Mitosis and non-homologous chromosomes
In eukaryotic cells, crossover can also occur during mitosis. This results in two cells with identical genetic material. Any crossover that occurs between homologous chromosomes in mitosis does not produce a new combination of genes.
The crossing that occurs in non-homologous chromosomes can produce a mutation known astranslocation. It occurs when a segment of a chromosome separates from and moves to a new position on a non-homologous molecule. This type of mutation can be dangerous, as it often leads to the development of cancerous cells.
Gene Conversion
When genes are transformed, part of the genetic material is copied from one chromosome to another without changing the donor. Gene conversion occurs at a high frequency in the actual location. This is the process by which a DNA sequence is copied from one helix to another. Recombination of genes and chromosomes has been studied in fungal crosses, where it is convenient to observe the four products of individual meioses. Gene conversion events can be distinguished as deviations in individual cell division from normal 2:2 segregation.
Gene engineering
Gene recombination can be artificial and deliberate. It is used on disparate DNA fragments, often from different organisms. Thus, recombinant DNA is obtained. Artificial recombination can be used to add, remove, or change an organism's genes. This method is important for biomedical research in the field of genetic and protein engineering.
Recombinant recovery
During mitosis and meiosis, DNA damaged by various exogenous factors can be saved by the homologous repair step (HRS). In humans and rodents, a deficiency in the gene products required for FGF during meiosis causes infertility.
Bacteriatransformation is the process of gene transfer that usually occurs between individual cells of the same species. It involves the integration of donor DNA into the recipient's chromosome through gene recombination. This process is an adaptation to repair damaged cells. Transformation may benefit pathogenic bacteria by allowing repair of DNA damage that occurs in the inflammatory, oxidative environment associated with host infection.

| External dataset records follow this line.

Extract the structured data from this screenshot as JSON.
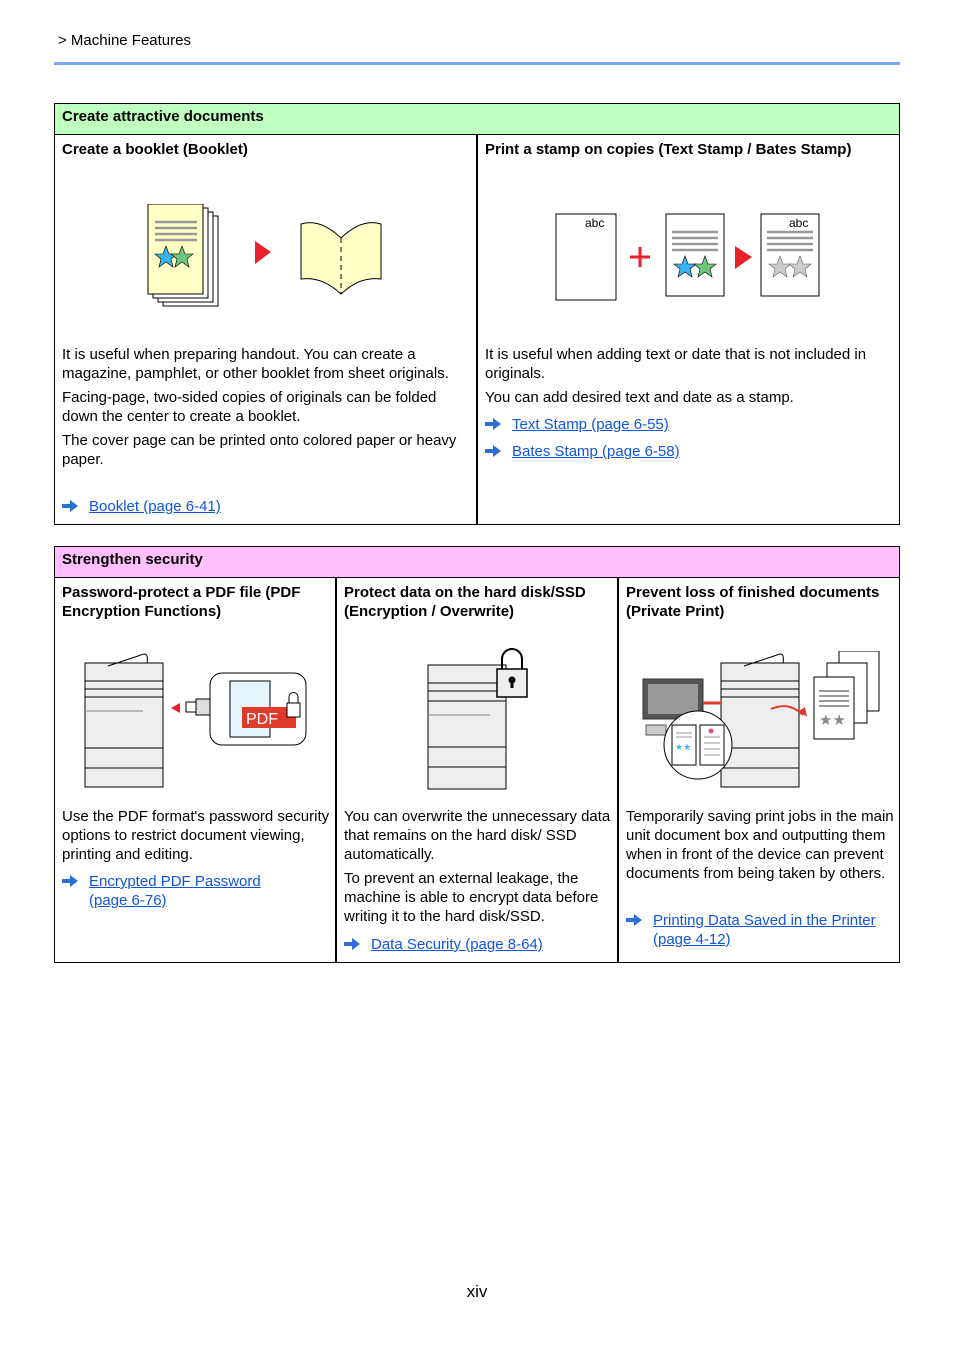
{
  "header": {
    "breadcrumb": "> Machine Features"
  },
  "sections": [
    {
      "title": "Create attractive documents",
      "color": "#bfffbf",
      "cells": [
        {
          "title": "Create a booklet (Booklet)",
          "paragraphs": [
            "It is useful when preparing handout. You can create a magazine, pamphlet, or other booklet from sheet originals.",
            "Facing-page, two-sided copies of originals can be folded down the center to create a booklet.",
            "The cover page can be printed onto colored paper or heavy paper."
          ],
          "links": [
            "Booklet (page 6-41)"
          ]
        },
        {
          "title": "Print a stamp on copies (Text Stamp / Bates Stamp)",
          "stamp_text": "abc",
          "paragraphs": [
            "It is useful when adding text or date that is not included in originals.",
            "You can add desired text and date as a stamp."
          ],
          "links": [
            "Text Stamp (page 6-55)",
            "Bates Stamp (page 6-58)"
          ]
        }
      ]
    },
    {
      "title": "Strengthen security",
      "color": "#ffbfff",
      "cells": [
        {
          "title": "Password-protect a PDF file (PDF Encryption Functions)",
          "pdf_label": "PDF",
          "paragraphs": [
            "Use the PDF format's password security options to restrict document viewing, printing and editing."
          ],
          "links": [
            "Encrypted PDF Password (page 6-76)"
          ]
        },
        {
          "title": "Protect data on the hard disk/SSD (Encryption / Overwrite)",
          "paragraphs": [
            "You can overwrite the unnecessary data that remains on the hard disk/ SSD automatically.",
            "To prevent an external leakage, the machine is able to encrypt data before writing it to the hard disk/SSD."
          ],
          "links": [
            "Data Security (page 8-64)"
          ]
        },
        {
          "title": "Prevent loss of finished documents (Private Print)",
          "paragraphs": [
            "Temporarily saving print jobs in the main unit document box and outputting them when in front of the device can prevent documents from being taken by others."
          ],
          "links": [
            "Printing Data Saved in the Printer (page 4-12)"
          ]
        }
      ]
    }
  ],
  "footer": {
    "page_number": "xiv"
  },
  "colors": {
    "link": "#1155dd",
    "accent_red": "#e8212a",
    "rule": "#7aa7f5"
  }
}
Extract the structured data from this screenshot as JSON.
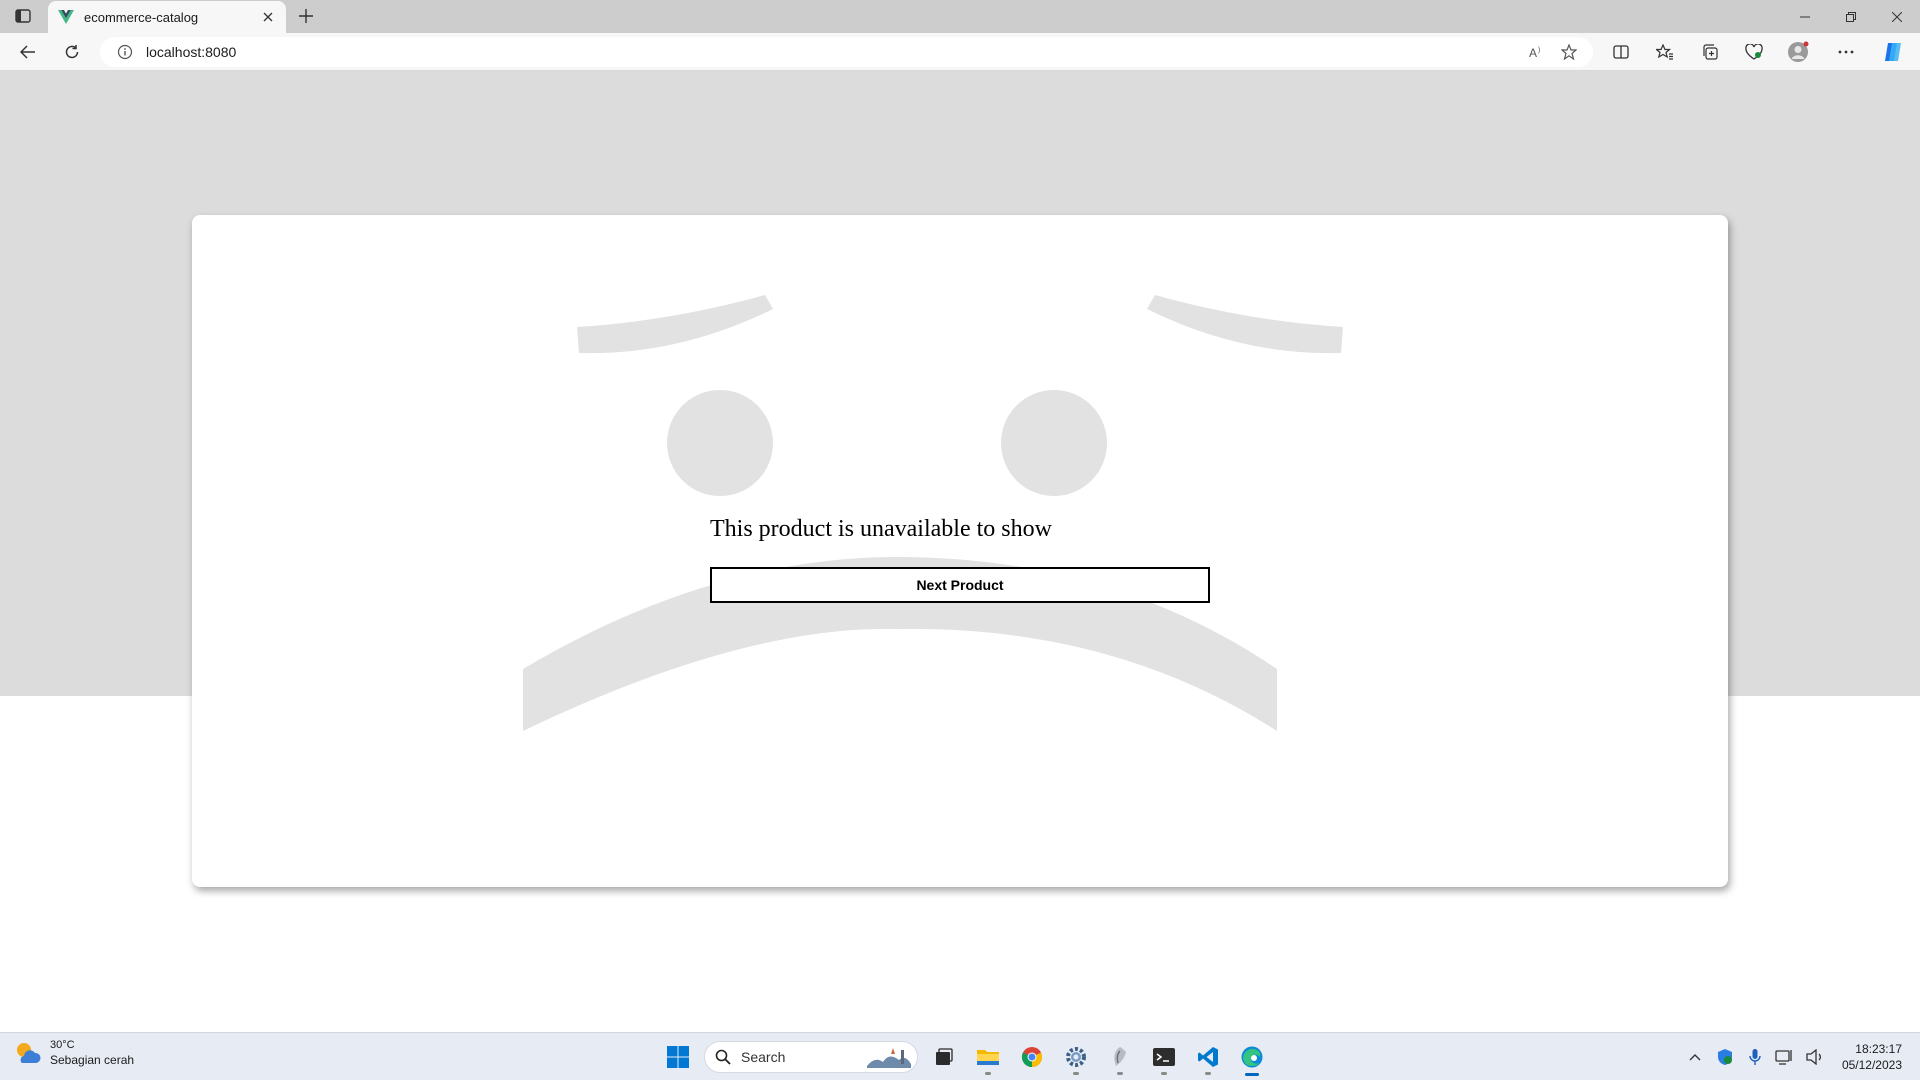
{
  "browser": {
    "tab": {
      "title": "ecommerce-catalog"
    },
    "address": {
      "url": "localhost:8080"
    }
  },
  "page": {
    "message": "This product is unavailable to show",
    "next_button": "Next Product"
  },
  "taskbar": {
    "weather": {
      "temp": "30°C",
      "desc": "Sebagian cerah"
    },
    "search": {
      "label": "Search"
    },
    "clock": {
      "time": "18:23:17",
      "date": "05/12/2023"
    }
  },
  "colors": {
    "page_gray": "#dcdcdc",
    "face_gray": "#e2e2e2",
    "accent": "#0067c0"
  }
}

When two or more viruses, each containing lethal genomic damage, infect the same host cell, the genomes can mate with each other and pass through the FGP to produce viable offspring. This process is called multiplicity reactivation. It has been studied in several pathogenic viruses.
Recombination in prokaryotic cells
Prokaryotic cells, like single-celled bacteria without a nucleus, also undergo genetic recombination. In this case, the genes of one bacterium are included in the genome of another by crossing. Bacterial recombination is carried out by the processes of conjugation, transformation or transduction.
In conjugation, one bacterium is connected to another through a protein tubular structure. In the process of transformation, prokaryotes take DNA from the environment. They most often come from dead cells.
In transduction, DNA is exchanged through a virus that infects bacteria, known as a bacteriophage. Once the foreign cell is internalized through conjugation, transformation, or transduction,the bacterium can insert its segments into its own DNA. This transfer is carried out by crossing and leads to the creation of a recombinant bacterial cell.